January 4, 2007
Blogs, Virginia

Dirty Winds

Lately, communities have touted their use of “green power”, supposedly cleaner electric power generation by windmills, rather than by coal-fired power plants. And, of course, at significantly greater cost. (See: Press reports on Fairfax County, and Arlington).

Indeed, Fairfax County officials hope to increase their wind power use, having already invested in 5.8 MKw over the past two years. The Board of Supervisors thinks it will make the air cleaner. Sadly, they are wrong.

As professors Liik, Oidram and Keel demonstrated over three years ago, wind power tends to increase pollution because of the need to rely on coal-fired power plants to handle the variation in generation that occurs when the winds themselves vary. Because the wind power is so variable, there always has to be a back up base plant to even out the electricty on the electrical grid. That base plant is coal fired and the more it has to accelerate and decelerate its operations, the dirtier it runs. This is a lot like our cars. They get a lot more milage and much less pollution on the highway than in start-and-stop city driving. (See the Professors’ study.

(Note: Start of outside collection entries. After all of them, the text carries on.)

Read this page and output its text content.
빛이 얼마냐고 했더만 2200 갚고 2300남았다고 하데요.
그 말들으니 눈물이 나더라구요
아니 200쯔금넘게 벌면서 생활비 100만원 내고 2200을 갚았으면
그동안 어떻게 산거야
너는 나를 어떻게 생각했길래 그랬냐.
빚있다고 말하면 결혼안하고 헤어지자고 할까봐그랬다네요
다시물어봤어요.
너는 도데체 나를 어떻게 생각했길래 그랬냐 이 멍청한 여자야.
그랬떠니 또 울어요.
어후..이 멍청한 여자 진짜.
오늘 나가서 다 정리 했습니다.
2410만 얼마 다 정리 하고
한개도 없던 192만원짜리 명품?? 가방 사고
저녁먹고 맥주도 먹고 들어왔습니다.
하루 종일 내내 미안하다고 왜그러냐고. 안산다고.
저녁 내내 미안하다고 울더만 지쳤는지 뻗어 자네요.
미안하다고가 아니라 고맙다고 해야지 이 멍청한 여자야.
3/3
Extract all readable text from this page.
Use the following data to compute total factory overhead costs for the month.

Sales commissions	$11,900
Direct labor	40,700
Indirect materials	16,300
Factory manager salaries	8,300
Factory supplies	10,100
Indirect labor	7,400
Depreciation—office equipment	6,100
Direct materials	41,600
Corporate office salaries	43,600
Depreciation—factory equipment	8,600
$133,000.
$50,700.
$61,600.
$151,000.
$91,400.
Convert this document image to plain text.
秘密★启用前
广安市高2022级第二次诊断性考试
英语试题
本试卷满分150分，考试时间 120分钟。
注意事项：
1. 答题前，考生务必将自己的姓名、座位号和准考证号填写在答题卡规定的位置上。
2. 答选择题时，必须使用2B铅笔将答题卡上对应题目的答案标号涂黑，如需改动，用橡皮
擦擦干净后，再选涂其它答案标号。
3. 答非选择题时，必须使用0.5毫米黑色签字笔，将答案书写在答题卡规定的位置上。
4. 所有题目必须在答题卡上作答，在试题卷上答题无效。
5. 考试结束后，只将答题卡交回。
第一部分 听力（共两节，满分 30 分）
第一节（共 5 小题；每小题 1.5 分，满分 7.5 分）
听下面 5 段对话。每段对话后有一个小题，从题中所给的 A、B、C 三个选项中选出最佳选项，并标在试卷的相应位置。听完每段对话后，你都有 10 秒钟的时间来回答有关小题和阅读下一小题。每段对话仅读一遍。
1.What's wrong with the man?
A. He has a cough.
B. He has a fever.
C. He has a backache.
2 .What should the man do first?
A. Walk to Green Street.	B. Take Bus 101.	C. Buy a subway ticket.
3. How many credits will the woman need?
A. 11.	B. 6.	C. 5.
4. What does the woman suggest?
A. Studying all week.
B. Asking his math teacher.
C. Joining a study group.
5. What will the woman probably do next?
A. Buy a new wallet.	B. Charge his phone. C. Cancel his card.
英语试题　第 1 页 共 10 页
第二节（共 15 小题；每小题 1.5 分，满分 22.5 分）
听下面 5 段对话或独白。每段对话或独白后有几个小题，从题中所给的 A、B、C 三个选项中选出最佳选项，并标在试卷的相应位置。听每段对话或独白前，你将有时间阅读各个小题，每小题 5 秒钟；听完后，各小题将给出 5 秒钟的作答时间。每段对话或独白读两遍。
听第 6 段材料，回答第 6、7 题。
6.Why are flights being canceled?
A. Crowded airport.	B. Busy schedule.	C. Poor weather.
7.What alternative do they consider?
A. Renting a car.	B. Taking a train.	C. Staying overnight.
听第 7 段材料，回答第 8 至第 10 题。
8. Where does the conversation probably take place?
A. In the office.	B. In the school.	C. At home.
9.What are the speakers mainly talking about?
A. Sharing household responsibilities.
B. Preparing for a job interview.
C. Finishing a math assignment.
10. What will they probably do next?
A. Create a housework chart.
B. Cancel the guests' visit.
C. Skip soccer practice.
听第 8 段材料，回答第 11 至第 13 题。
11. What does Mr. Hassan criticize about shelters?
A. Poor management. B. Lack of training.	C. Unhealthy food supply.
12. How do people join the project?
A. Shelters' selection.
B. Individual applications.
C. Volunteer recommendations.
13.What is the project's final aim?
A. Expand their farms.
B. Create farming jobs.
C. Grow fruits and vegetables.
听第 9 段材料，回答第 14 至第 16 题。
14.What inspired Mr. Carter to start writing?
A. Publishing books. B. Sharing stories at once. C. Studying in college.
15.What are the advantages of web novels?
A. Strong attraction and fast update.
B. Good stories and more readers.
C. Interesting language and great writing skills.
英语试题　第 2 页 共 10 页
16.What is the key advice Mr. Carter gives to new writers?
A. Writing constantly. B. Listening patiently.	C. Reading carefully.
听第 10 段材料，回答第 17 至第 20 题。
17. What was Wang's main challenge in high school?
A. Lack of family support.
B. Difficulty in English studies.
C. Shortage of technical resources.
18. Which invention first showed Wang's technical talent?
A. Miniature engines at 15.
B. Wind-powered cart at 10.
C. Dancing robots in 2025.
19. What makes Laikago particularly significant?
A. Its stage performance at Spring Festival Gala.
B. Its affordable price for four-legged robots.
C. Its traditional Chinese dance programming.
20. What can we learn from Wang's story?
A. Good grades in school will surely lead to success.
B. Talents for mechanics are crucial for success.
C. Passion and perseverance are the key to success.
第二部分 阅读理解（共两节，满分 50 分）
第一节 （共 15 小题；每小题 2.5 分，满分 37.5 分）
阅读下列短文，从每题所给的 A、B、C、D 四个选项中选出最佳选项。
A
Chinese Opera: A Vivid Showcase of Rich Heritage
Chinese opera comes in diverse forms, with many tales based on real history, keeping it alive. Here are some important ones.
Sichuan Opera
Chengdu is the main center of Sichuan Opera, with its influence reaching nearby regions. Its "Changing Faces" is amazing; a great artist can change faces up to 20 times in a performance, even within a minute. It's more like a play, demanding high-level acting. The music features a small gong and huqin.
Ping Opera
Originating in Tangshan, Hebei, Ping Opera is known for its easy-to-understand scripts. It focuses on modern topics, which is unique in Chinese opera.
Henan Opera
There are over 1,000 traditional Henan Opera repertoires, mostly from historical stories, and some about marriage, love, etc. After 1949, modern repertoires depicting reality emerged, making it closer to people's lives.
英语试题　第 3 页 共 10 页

The only way out of this problem is if we could “store” wind energy so that we can use it anytime. In fact, some communities can do that by using wind power exclusively to pump water from below a hydroelectric dam back above the dam where the water pressure can be used as needed. Theoretically, Fairfax County does that. Practically, it doesn’t, and thus doesn’t reap any environmental rewards. Here’s why.

We buy wind power from the Mountaineer Wind Farm in Tucker County, West Virginia. (Here’s the press release on that.) They are owned by by Exelon, a holding company that owns several power generating companies, including the Muddy Run Pump-Storage Facility (great name, eh? Bet you don’t want to fish down stream from them . . .) (Here’s Exelon’s home page.) If the Muddy Run facility takes up the slack when the Moutaineer Wind Farm loses wind , then we’d be getting mighty clean power. But, Fairfax County’s major energy uses don’t coincide with when the Muddy Run facility is brought on line.

You see, Muddy Run is used as a “peaker” plant, one that handles the energy needs when we get up in the morning and when we get home to fix dinner. That’s not when Fairfax County uses its electricity. So, when Fairfax County needs energy, during the day, it has to get it from “base” plants, and they burn coal and pump tons upon tons of carbon into the atmosphere.

But, you ask, isn’t there less air pollution for the hours when the Muddy Run is operating? Not really.

What Professors Liik, Oidram and Keel documented is that the start-and-stop operation of the coal fired plants that happens when they have to make up for the start-and-stop behavior of wind farms causes as much or more pollution than is avoided from pump facilities like Muddy Run. We’d get cleaner air if we only used the wind mills to pump water at Muddy Run and the wind farms weren’t on the grid, necessitating start-and-stop operation of the coal-fired plants. (Well, actually, we wouldn’t get cleaner air. Pennsylvania would get the cleaner air because that’s where you find the Muddy Run Facility.)

So what is Fairfax County getting out of its “green power”. Two things. Bigger electric bills and the good feeling of subsidizing the Exelon corporation.